Friday, August 27, 2010

Regular expression

1. Introduction

Although there are plenty of perl hackers and other regular expression users, the amount of decent tutorials and guides on regular expressions on the 'net remains exceptionally low. Because I still find relatively many questions about regular expressions, and see how others struggle with them, I decided to write this tutorial. Bear in mind that this is still a work in-progress.

1.1. Purpose

The purpose of this tutorial is to help the reader on his or her way in the world of regular expressions. The basic concepts are explained and the largest pitfalls are covered (no pun intended. Well, maybe just a little).

1.2. Notation

All regular expressions in this tutorial are presented in a monospace font and on a lightgray background with a darkgray outline. Because it would be very difficult to clearly show spaces in a regular expression, and particularly on a web page, every space in every regex shown is represented by the -symbol. The end result then looks like regularexpression.
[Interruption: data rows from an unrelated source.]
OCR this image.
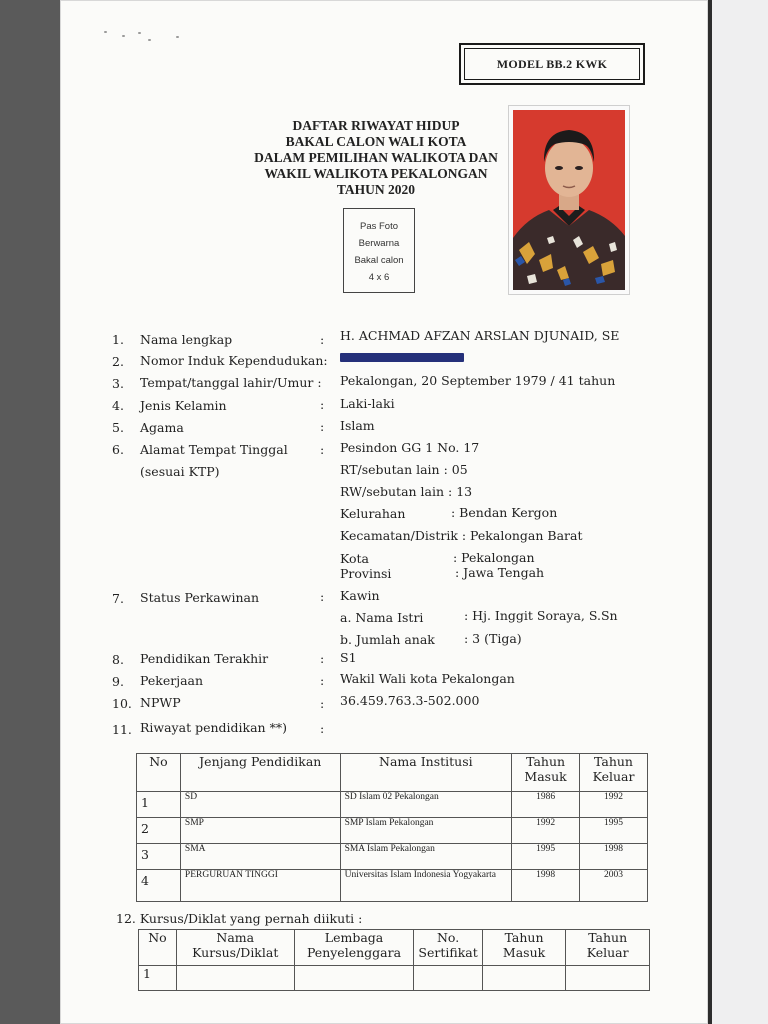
MODEL BB.2 KWK
DAFTAR RIWAYAT HIDUP
BAKAL CALON WALI KOTA
DALAM PEMILIHAN WALIKOTA DAN
WAKIL WALIKOTA PEKALONGAN
TAHUN 2020
Pas Foto
Berwarna
Bakal calon
4 x 6
1. Nama lengkap	: H. ACHMAD AFZAN ARSLAN DJUNAID, SE
2. Nomor Induk Kependudukan:
3. Tempat/tanggal lahir/Umur : Pekalongan, 20 September 1979 / 41 tahun
4. Jenis Kelamin	: Laki-laki
5. Agama	: Islam
6. Alamat Tempat Tinggal
(sesuai KTP)
: Pesindon GG 1 No. 17
RT/sebutan lain : 05
RW/sebutan lain : 13
Kelurahan	: Bendan Kergon
Kecamatan/Distrik : Pekalongan Barat
Kota	: Pekalongan
Provinsi	: Jawa Tengah
7. Status Perkawinan	: Kawin
a. Nama Istri	: Hj. Inggit Soraya, S.Sn
b. Jumlah anak : 3 (Tiga)
8. Pendidikan Terakhir	: S1
9. Pekerjaan	: Wakil Wali kota Pekalongan
10. NPWP	: 36.459.763.3-502.000
11. Riwayat pendidikan **)	:
No	Jenjang Pendidikan	Nama Institusi	Tahun Masuk	Tahun Keluar
1	SD	SD Islam 02 Pekalongan	1986	1992
2	SMP	SMP Islam Pekalongan	1992	1995
3	SMA	SMA Islam Pekalongan	1995	1998
4	PERGURUAN TINGGI	Universitas Islam Indonesia Yogyakarta	1998	2003
12. Kursus/Diklat yang pernah diikuti :
No	Nama Kursus/Diklat	Lembaga Penyelenggara	No. Sertifikat	Tahun Masuk	Tahun Keluar
1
1.3. Examples and Exercises

Most of the examples and all of the exercises were made using GNU egrep. Windows users can get a win32 port of GNU egrep here. Documentation can be found here. If you don't have GNU egrep on your UN*X box, you might try using your native implementation; it should be largely compatible.
If the directory where egrep is installed (like /usr/bin, or C:\windows\command) is in your environment's $PATH variable (%PATH% in Windows), you should be able to invoke egrep simply by typing
$ egrep
  Usage: egrep [OPTION]... PATTERN [FILE]...
  Try `egrep --help' for more information.
Here, the dollar-sign represents the shell's prompt (similar to C:\> in Windows), and should not be typed. All command-line invocation examples show this prompt. Following is the text that should actually be typed, which is always shown in boldface. The remaining lines contain the command's output.
Basically you give egrep a regular expression and the name of a file. egrep then tries to match the regex against each line of the file. A line is only printed if it matches the regex.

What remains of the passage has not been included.